Naturalisation

When a foreign national seeks citizenship/naturalisaton of their host nation, who should make that decision – those of the community in which the applicant lives; or, as in the United Kingdom, a bureaucratic, box-ticking government department?

Recently, in Switzerland, a case concerning a woman who had lived in Switzerland since she was eight, speaks fluent Swiss German, has three children with Swiss passports, has no criminal record, doesn’t claim welfare and is politically active was rejected. On the face of it, one would have thought she would be a ‘shoo-in’ for a Swiss passport. How wrong you are..

Read the article and you will find the reasons why the outcome of her application was rejected. You will also be able to read the comments to the article, among which is mine.

As I wrote, my view is that only those to whom ‘ownership’ of a nation is a ‘given’ should be able to confer citizenship and the benefits that such brings.

Should that not be the case in our nation, the United Kingdom?

Is there not a case made, in this instance, for ‘people power’ – and should not ‘people power’ be able to decide any matter which affects that people’s nation?

What do my readers think?

4 thoughts on “Naturalisation

  1. I have a young relative born in New Guinea and schooled in Hong Kong, the Philippines, Sri Lanka and England. She lives in Zurich speaks German, works as a teacher and is happy there. I also have a neighbour who sent their daughter to be an intern in Lucerne for 2 years. She has not learnt one word of French and will be glad to home in the spring. So my question is Ms Holten has got it all wrong and why did she stay so long?

  2. “people power “is mob rule leading to gang rule. Muscle usually prevails over intellect for a while..
    People are sheep.

  3. I think that local people with a knowledge of the individual should be consulted, or at least be given the chance to object, just as we are (theoretically) in the case of planning applications, with notices posed up within the community.
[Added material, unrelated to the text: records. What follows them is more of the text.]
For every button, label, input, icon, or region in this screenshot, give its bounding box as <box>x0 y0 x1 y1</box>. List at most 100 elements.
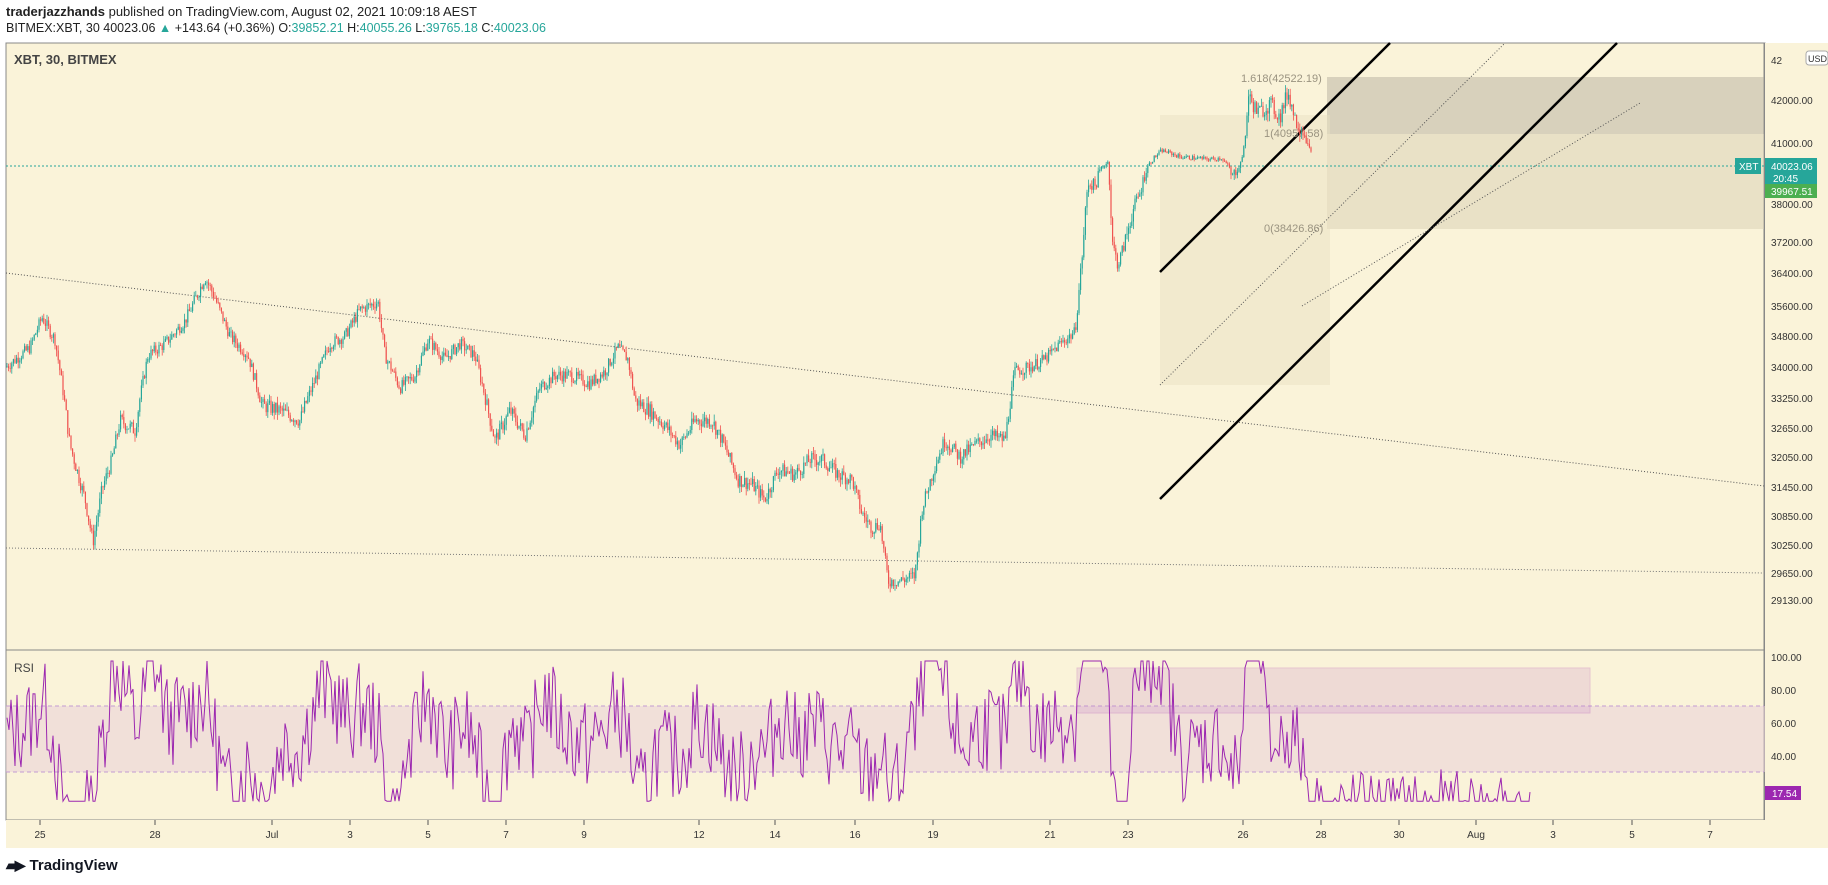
candle-body[interactable] <box>401 380 403 394</box>
candle-body[interactable] <box>179 326 181 333</box>
candle-body[interactable] <box>228 332 230 337</box>
candle-body[interactable] <box>1113 241 1115 249</box>
candle-body[interactable] <box>1272 98 1274 101</box>
candle-body[interactable] <box>860 509 862 514</box>
candle-body[interactable] <box>236 343 238 348</box>
candle-body[interactable] <box>1067 338 1069 344</box>
candle-body[interactable] <box>766 499 768 502</box>
candle-body[interactable] <box>859 494 861 510</box>
candle-body[interactable] <box>835 464 837 478</box>
candle-body[interactable] <box>377 301 379 304</box>
candle-body[interactable] <box>1163 149 1165 153</box>
candle-body[interactable] <box>190 310 192 312</box>
candle-body[interactable] <box>856 485 858 490</box>
candle-body[interactable] <box>1305 135 1307 144</box>
candle-body[interactable] <box>1203 156 1205 159</box>
candle-body[interactable] <box>8 366 10 369</box>
candle-body[interactable] <box>281 407 283 411</box>
candle-body[interactable] <box>424 347 426 352</box>
candle-body[interactable] <box>136 426 138 436</box>
candle-body[interactable] <box>390 361 392 371</box>
candle-body[interactable] <box>841 471 843 480</box>
candle-body[interactable] <box>1310 147 1312 152</box>
candle-body[interactable] <box>1300 132 1302 135</box>
candle-body[interactable] <box>208 282 210 286</box>
candle-body[interactable] <box>1233 170 1235 175</box>
candle-body[interactable] <box>129 423 131 429</box>
candle-body[interactable] <box>888 570 890 584</box>
candle-body[interactable] <box>123 417 125 425</box>
candle-body[interactable] <box>596 378 598 384</box>
candle-body[interactable] <box>473 350 475 357</box>
candle-body[interactable] <box>235 335 237 344</box>
candle-body[interactable] <box>593 374 595 385</box>
candle-body[interactable] <box>348 327 350 337</box>
candle-body[interactable] <box>428 338 430 344</box>
candle-body[interactable] <box>814 454 816 461</box>
candle-body[interactable] <box>1003 435 1005 441</box>
candle-body[interactable] <box>257 388 259 396</box>
candle-body[interactable] <box>1187 155 1189 157</box>
candle-body[interactable] <box>870 521 872 533</box>
candle-body[interactable] <box>656 418 658 420</box>
candle-body[interactable] <box>552 371 554 384</box>
candle-body[interactable] <box>620 345 622 347</box>
candle-body[interactable] <box>241 352 243 355</box>
candle-body[interactable] <box>486 399 488 405</box>
candle-body[interactable] <box>1164 149 1166 153</box>
candle-body[interactable] <box>907 577 909 579</box>
candle-body[interactable] <box>449 356 451 359</box>
candle-body[interactable] <box>425 347 427 351</box>
candle-body[interactable] <box>1107 161 1109 164</box>
candle-body[interactable] <box>1160 149 1162 152</box>
candle-body[interactable] <box>150 349 152 359</box>
candle-body[interactable] <box>795 472 797 475</box>
candle-body[interactable] <box>1139 193 1141 197</box>
candle-body[interactable] <box>275 402 277 413</box>
candle-body[interactable] <box>934 471 936 476</box>
candle-body[interactable] <box>491 425 493 431</box>
candle-body[interactable] <box>1134 198 1136 210</box>
candle-body[interactable] <box>915 564 917 579</box>
candle-body[interactable] <box>478 359 480 369</box>
candle-body[interactable] <box>292 420 294 423</box>
candle-body[interactable] <box>374 306 376 309</box>
candle-body[interactable] <box>465 349 467 351</box>
candle-body[interactable] <box>176 329 178 335</box>
candle-body[interactable] <box>260 401 262 403</box>
candle-body[interactable] <box>326 350 328 352</box>
candle-body[interactable] <box>412 379 414 382</box>
candle-body[interactable] <box>598 378 600 382</box>
candle-body[interactable] <box>470 345 472 358</box>
candle-body[interactable] <box>1080 268 1082 290</box>
candle-body[interactable] <box>214 297 216 299</box>
candle-body[interactable] <box>913 572 915 579</box>
candle-body[interactable] <box>556 375 558 380</box>
candle-body[interactable] <box>80 483 82 491</box>
candle-body[interactable] <box>1124 234 1126 251</box>
candle-body[interactable] <box>145 361 147 379</box>
candle-body[interactable] <box>272 404 274 413</box>
support-line[interactable] <box>5 547 1765 574</box>
candle-body[interactable] <box>316 375 318 380</box>
candle-body[interactable] <box>320 362 322 365</box>
candle-body[interactable] <box>1112 218 1114 242</box>
candle-body[interactable] <box>617 344 619 348</box>
candle-body[interactable] <box>350 320 352 328</box>
candle-body[interactable] <box>91 528 93 531</box>
candle-body[interactable] <box>606 372 608 376</box>
candle-body[interactable] <box>294 420 296 423</box>
candle-body[interactable] <box>763 495 765 498</box>
candle-body[interactable] <box>848 479 850 484</box>
candle-body[interactable] <box>1246 115 1248 136</box>
candle-body[interactable] <box>395 371 397 378</box>
candle-body[interactable] <box>27 346 29 351</box>
candle-body[interactable] <box>748 483 750 485</box>
candle-body[interactable] <box>728 452 730 457</box>
candle-body[interactable] <box>550 377 552 384</box>
candle-body[interactable] <box>1188 155 1190 160</box>
candle-body[interactable] <box>291 420 293 422</box>
candle-body[interactable] <box>300 411 302 421</box>
candle-body[interactable] <box>987 439 989 441</box>
candle-body[interactable] <box>388 361 390 363</box>
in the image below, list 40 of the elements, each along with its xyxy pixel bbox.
    1. As indeed they are in a sense, Form AN1 Application for Naturalisation requires signatures of two referees who must have known the applicant for at least three years.
      Seems to me that the applicant in the Swiss case was hard done by, by people that were more concerned with their local values rather than the values of Switzerland as a whole.
      The Swiss system seems to be fragmented, leaving decisions on Nationalisation to individuals in Cantons who presumably all have slightly different priority’s is not IMHO very clever or fair.
      In this area it seems to me that the English System has more merit, it demands that the applicant has a good command of the Language and Knowledge of the Country and it’s culture (IMHO maybe to too high a standard in both cases) plus two local referees and can prove that they are “settled”.
      There is a standard and it’s universal.

      The deficit in terms of democracy is not with Nationalisation it is with “Leave To Remain” for which no local referees are required at all.